The highs and lows of publishing contributor dependent websites
21 January 2026
Manuel Moreale writing about People and Blogs, where he features regular interviews with bloggers:
It sucks because, since day one, I tried to find a good balance between keeping the series running smoothly and not letting guests wait for months and months to get their interview published. But I’m at the point where I can no longer do that. More than a few times, I found myself with the queue completely empty while waiting for dozens of people to get back to me. Every time someone came through in the end, and the series kept marching on week after week, but let me tell you: it’s not fun.
For a few years, between 2005 and 2007, I published a website about the creative and artistic work and projects of Australians, called OnVoiceOver (Internet Archive link). The name was a geeky word play on OnMouseOver, an old JavaScript event handler.
But OnVoiceOver, or OVO as I’d call it, was not an interview series like People and Blogs. Interviews with well known web people were already common circa 2005, and I wanted to try a different approach. So instead of posting interviews with people, I wrote an article about their work.
OVO also sported an ISSN, or International Standard Serial Number, on account of its (intended) periodic publication schedule. I tried in vain to get an ISSN for disassociated, but was told blogs were not considered to be periodic publications. Oh, really?
OVO was (mostly) fun while it lasted. Some of the people I featured included Cameron Adams, who later co-found Canva, artist and writer Lang Leav, and artist Brad Eastman.
Long story short: I’d contact someone I wanted to profile (though sometimes people messaged me). After they agreed, I’d send them some questions, and use the answers, once received, to write the article. Once three articles were finished, I would then publish a new edition.
Like People and Blogs, OVO, despite the sole Australian focus, should have had sufficient fodder, content wise, to remain publishing indefinitely. After all, new and exciting ideas were coming along constantly. It’s not like there was nothing else to write about, after I posted the twenty-seventh, and final, article in August 2007.
But I was also in the situation where I was waiting on people, who had agreed to participate, some of whom I knew personally, to get back to me with their answers. On the other side of that, there were those who had returned answers, wondering when their feature would be posted.
I’d sometimes desperately trawl through news and forum posts of the likes of (erstwhile) Australian design portals, Australian Infront and Design is Kinky, to see if there was an idea I was able to quickly work with, so the next edition could go out. Perhaps my decision to post articles in groups of three was not so clever after all, and I should have gone with a single article format.
But I doubt that would have made much difference. I know everyone who participated was busy. They had jobs and careers to focus on. They had families to spend time with. When I’d follow up, I’d often receive messages to the effect of “oh yes, I keep saying to myself I must answer these questions as soon as possible”.
OVO quite likely had a less pronounced profile than People and Blogs, but it surprises me would-be participants are dragging their heels. A People and Blogs profile must be accompanied by a pleasing spike in traffic, and likely some new readers in the process.
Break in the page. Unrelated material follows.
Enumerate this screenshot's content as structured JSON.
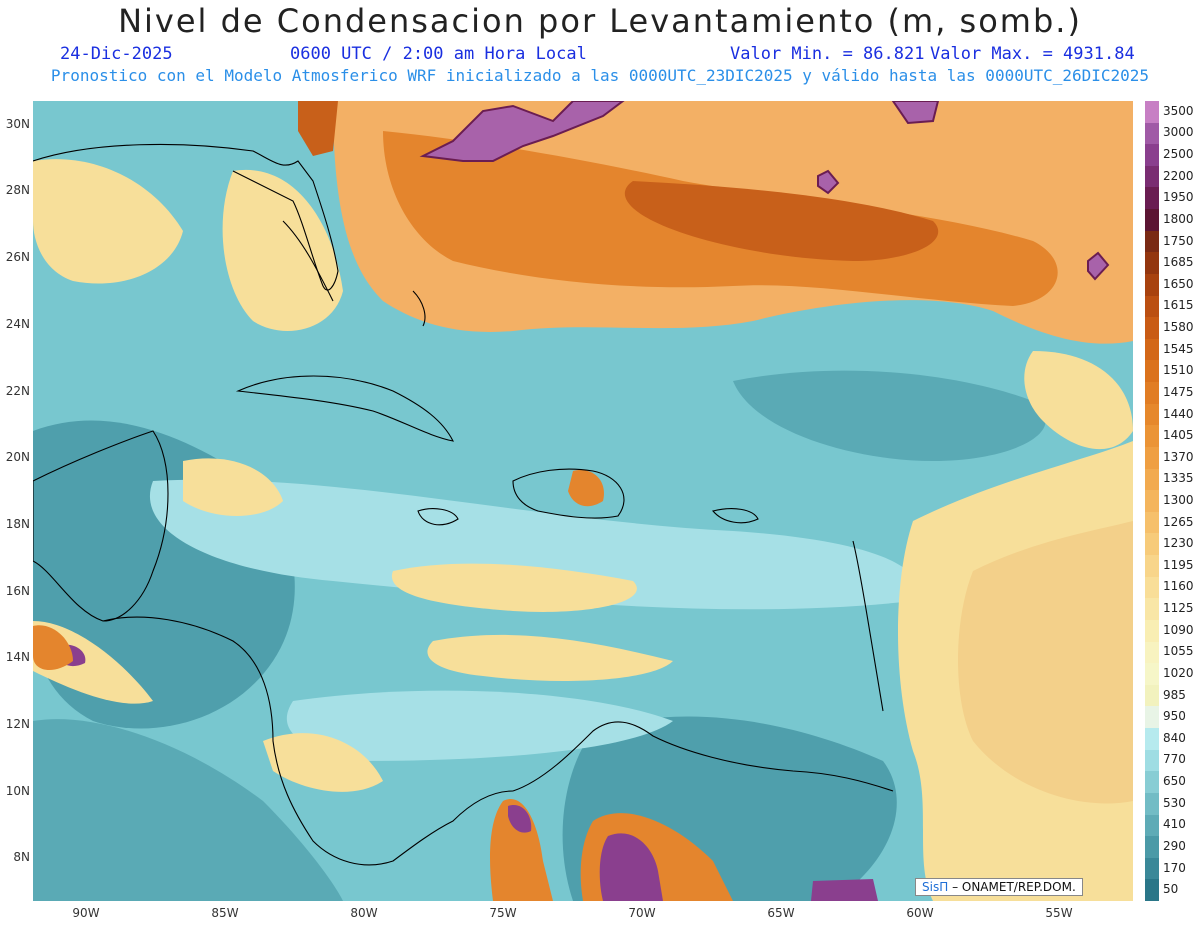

In the end though, it wasn’t a few people not returning their answers to me that spelt the end of OVO. Migrating disassociated to WordPress, in mid 2007 was what did it. Somehow interest in the WordPress-ed version of disassociated skyrocketed, almost overnight, and visits increased ten-fold within a few months. This was, of course, the so-called golden-age of blogging.
My energy and focus was firmly there by that point. Eventually enough people returned answers allowing me to publish a final edition of OVO in August 2007, six months after the previous one. About two years later, OVO officially went into hiatus. The website remained online for quite a while, and in 2019 I finally relinquished OVO’s domain name.
Since my days of publishing OVO — and it did occur to me this was happening twenty years ago — I’m far more cautious about publishing what I call contributor dependent content. I try to do as much as possible here by myself, even though some of us like to think this is a collaborative medium.
I also seldom involve myself in other people’s projects, aware that my taking months to make a contribution, after saying I’d do so “in a few days”, is not helping matters.
But for the frustrations that come with operating People and Blogs, I remain hopeful the interviews will continue to be published for some long time to come yet.